Answer:
1. t= 0.98
2. v(t)= -9.8t
3. a(t)= -9.8
4. v(0.98)= -9.604 m/s
5. |v(0.98)|= 9.604
6. a(0.98)= -9.8 m/s²
Explanation:
To find out when the ball goes splat on the ground, and then use some fancy math to figure out how fast and furious it was falling, follow these steps:
1. The ball goes splat when its height is zero, so we need to solve h(t) = 0. Using the quadratic formula, which you probably learned in high school and then forgot, we get:
t = (-b ± √(b² - 4ac)) / (2a)
where a = -4.9, b = 0 and c = 94. Plugging in these numbers, we get:
t = (-0 ± √(0² - 4(-4.9)(94))) / (2(-4.9))
t = (0 ± √(1846.8)) / (-9.8)
t = (0 ± 42.96) / (-9.8)
t = -4.38 or 0.98
We ignore the negative value because it means the ball was already on the ground before we threw it, which is silly.
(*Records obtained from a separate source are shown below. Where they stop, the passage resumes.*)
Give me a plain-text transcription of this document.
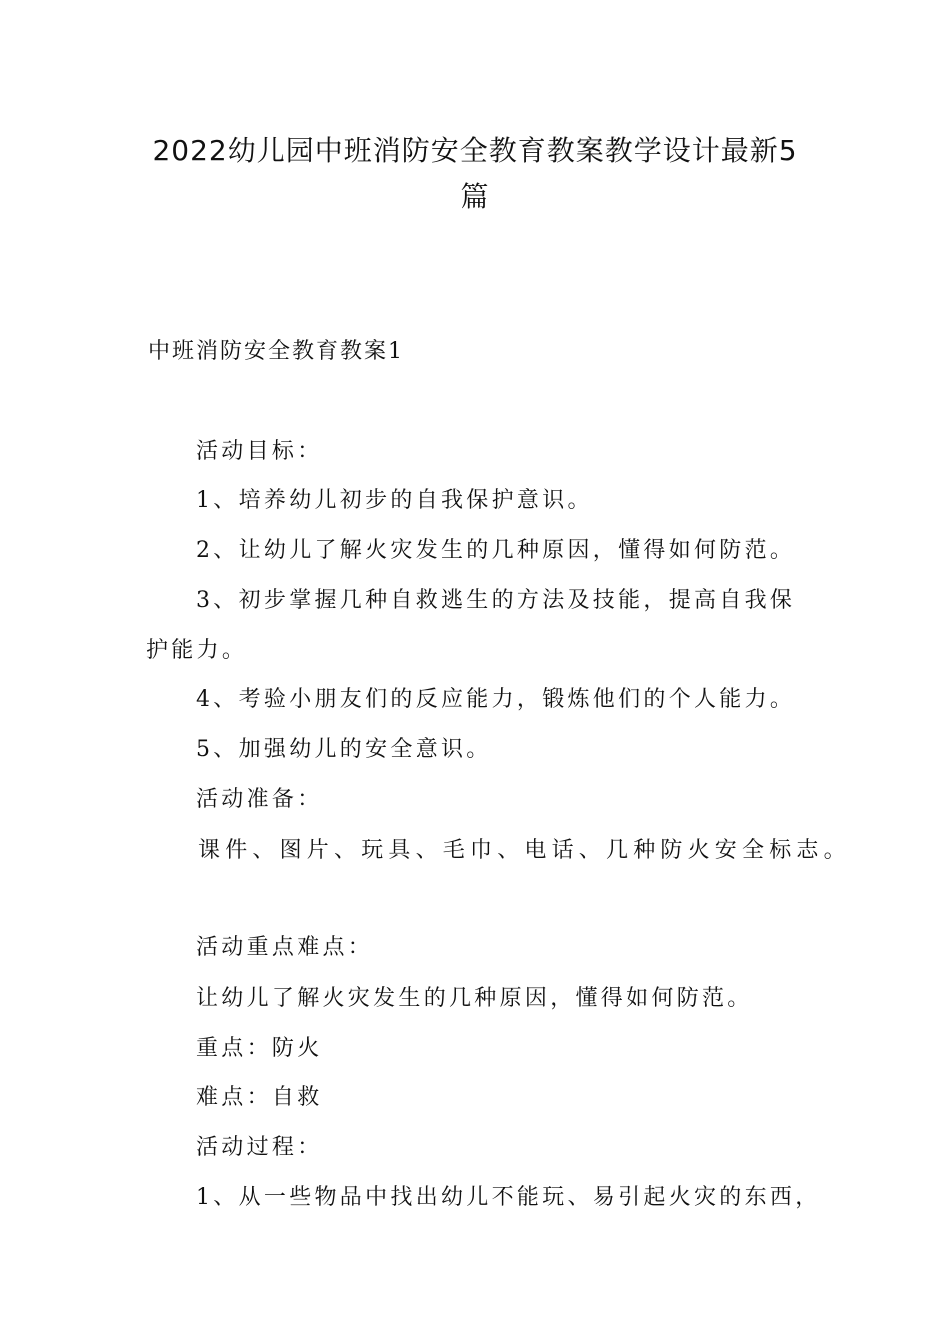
2022幼儿园中班消防安全教育教案教学设计最新5篇

中班消防安全教育教案1

活动目标：

1、培养幼儿初步的自我保护意识。

2、让幼儿了解火灾发生的几种原因，懂得如何防范。

3、初步掌握几种自救逃生的方法及技能，提高自我保

护能力。

4、考验小朋友们的反应能力，锻炼他们的个人能力。

5、加强幼儿的安全意识。

活动准备：

课件、图片、玩具、毛巾、电话、几种防火安全标志。

活动重点难点：

让幼儿了解火灾发生的几种原因，懂得如何防范。

重点：防火

难点：自救

活动过程：

1、从一些物品中找出幼儿不能玩、易引起火灾的东西，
So the time when the ball goes splat is t = 0.98 seconds.
2. The speedometer of the ball at any time t is given by the slope of h(t) with respect to t:
v(t) = h’(t) = -9.8t
v(t) = -9.8t
This is a straight line that shows that the speedometer of the ball is going down at a steady rate of -9.8 m/s².
3. The gas pedal of the ball at any time t is given by the slope of v(t) with respect to t:
a(t) = v’(t) = -9.8
a(t) = -9.8
This is a flat line that shows that the gas pedal of the ball is always -9.8 m/s², which is equal to the force that makes things fall on Earth.
4. The speedometer of the ball at the moment it goes splat is given by plugging in t = 0.98 into v(t):
v(0.98) = -9.8(0.98)
v(0.98) = -9.604
Therefore, the speedometer of the ball at the moment it goes splat is -9.604 m/s.
5. The actual speed of the ball at the moment it goes splat is given by taking off the minus sign from its speedometer:
|v(0.98)| = -9.604
|v(0.98)| = 9.604
Therefore, the actual speed of the ball at the moment it goes splat is 9.604 m/s.
6. The gas pedal of the ball as it goes splat is given by plugging in t = 0.98 into a(t):
a(0.98) = -9.8
Therefore, the gas pedal of the ball as it goes splat is -9.8 m/s².